Studies of Feynman and Related Integrals and their Hypergeometric Connection using the Method of Brackets, Algebraic Relations and Singularity Analysis

Abstract

Feynman integrals are special kind of integrals that arise in perturbative quantum field theory and are often very difficult to evaluate in terms of known functions of mathematical physics. At times some of the methods used to evaluate other related integrals may be of use in the evaluation of Feynman integrals and vice versa. In this thesis work, we use one such method, the method of brackets to evaluate certain improper integrals of quadratic and quartic type. We further investigate integrals such as the Ising integrals, the Box integrals and the other related integrals. In the course of the study, we obtain multi-variable hypergeometric functions naturally and this leads us to carry out further analysis of these functions such as obtaining their connection formulas. We take Appell $F_2$ as an example and evaluate its analytic continuations.
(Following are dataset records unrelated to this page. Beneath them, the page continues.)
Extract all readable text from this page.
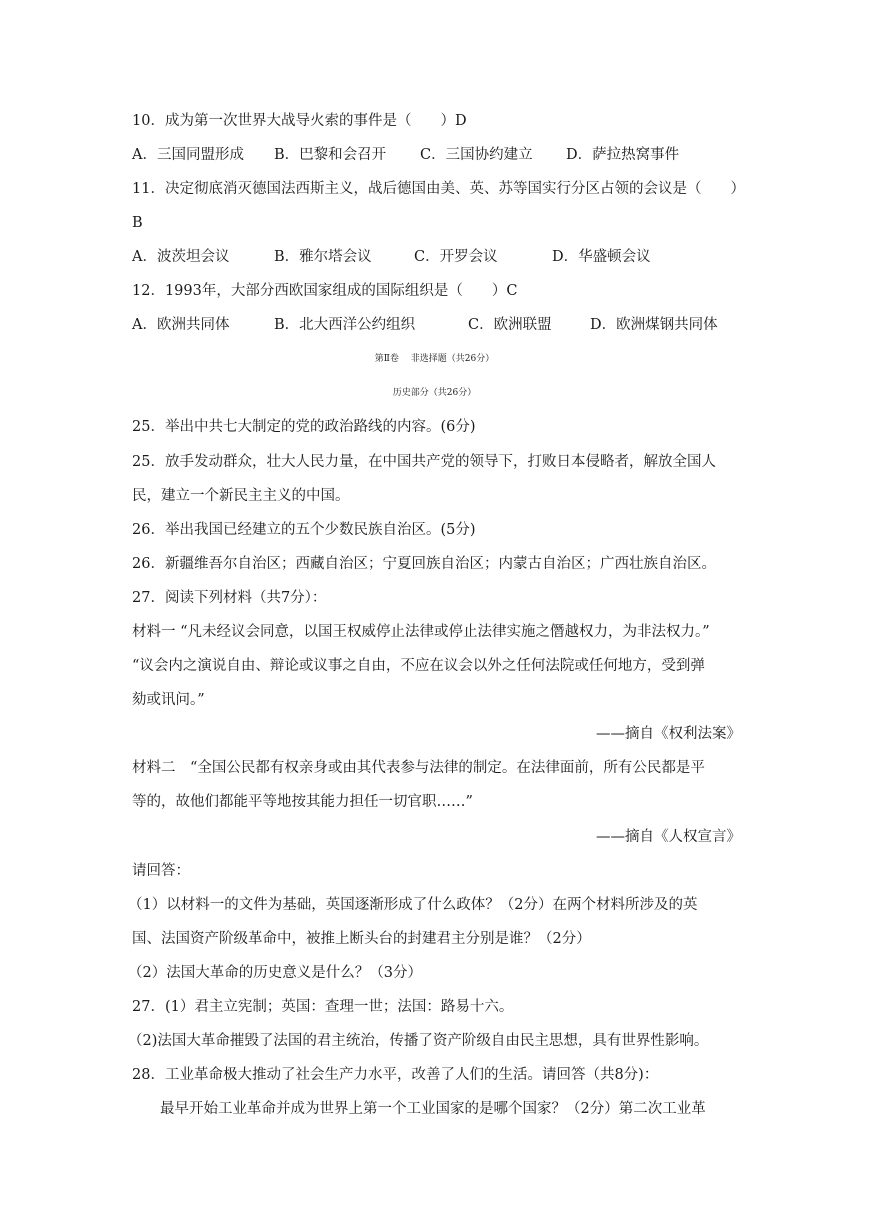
10．成为第一次世界大战导火索的事件是（　　）D
A．三国同盟形成 B．巴黎和会召开 C．三国协约建立 D．萨拉热窝事件
11．决定彻底消灭德国法西斯主义，战后德国由美、英、苏等国实行分区占领的会议是（　　）
B
A．波茨坦会议	B．雅尔塔会议	C．开罗会议	D．华盛顿会议
12．1993年，大部分西欧国家组成的国际组织是（　　）C
A．欧洲共同体	B．北大西洋公约组织	C．欧洲联盟	D．欧洲煤钢共同体
第Ⅱ卷　 非选择题（共26分）
历史部分（共26分）
25．举出中共七大制定的党的政治路线的内容。(6分)
25．放手发动群众，壮大人民力量，在中国共产党的领导下，打败日本侵略者，解放全国人
民，建立一个新民主主义的中国。
26．举出我国已经建立的五个少数民族自治区。(5分)
26．新疆维吾尔自治区；西藏自治区；宁夏回族自治区；内蒙古自治区；广西壮族自治区。
27．阅读下列材料（共7分）：
材料一 “凡未经议会同意，以国王权威停止法律或停止法律实施之僭越权力，为非法权力。”
“议会内之演说自由、辩论或议事之自由，不应在议会以外之任何法院或任何地方，受到弹
劾或讯问。”
——摘自《权利法案》
材料二　“全国公民都有权亲身或由其代表参与法律的制定。在法律面前，所有公民都是平
等的，故他们都能平等地按其能力担任一切官职……”
——摘自《人权宣言》
请回答：
（1）以材料一的文件为基础，英国逐渐形成了什么政体？（2分）在两个材料所涉及的英
国、法国资产阶级革命中，被推上断头台的封建君主分别是谁？（2分）
（2）法国大革命的历史意义是什么？（3分）
27．(1）君主立宪制；英国：查理一世；法国：路易十六。
（2)法国大革命摧毁了法国的君主统治，传播了资产阶级自由民主思想，具有世界性影响。
28．工业革命极大推动了社会生产力水平，改善了人们的生活。请回答（共8分)：
最早开始工业革命并成为世界上第一个工业国家的是哪个国家？（2分）第二次工业革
With the techniques developed for it, we further evaluate the analytic continuations of a more complicated function called Horn’s $H_1$. We then return to the evaluation of Feynman integrals and study the algebraic relations of the product of their propagators. We suitably modify the known technique so as to implement it in a computer algebra system for automated evaluation of such relations. In this investigation, we again find the presence of multi-variable hypergeometric functions and were also able to derive many elusive and non-trivial reduction formulas for the same. In connection with the numerical evaluation of the multi-variable hypergeometric series we also study the approximation theory focusing on the bi-variate series. We then further develop an automated \textsc{Mathematica} package for the evaluation of diagonal bi-variate approximants which are called the Chisholm approximants. We study their construction and their usage in the context of convergence acceleration and analytic continuation. We also show their utility using examples from various branches of physics such as particle physics and condensed matter physics. Finally, we return to the analysis of the Feynman integrals again and study their analytic properties. We study singularities associated with them without their explicit evaluation by compactifying the integrals in a projective space. We also extend the usage of the previous analysis in this regard, which was restricted to the singularities of second type, to other types of singularities.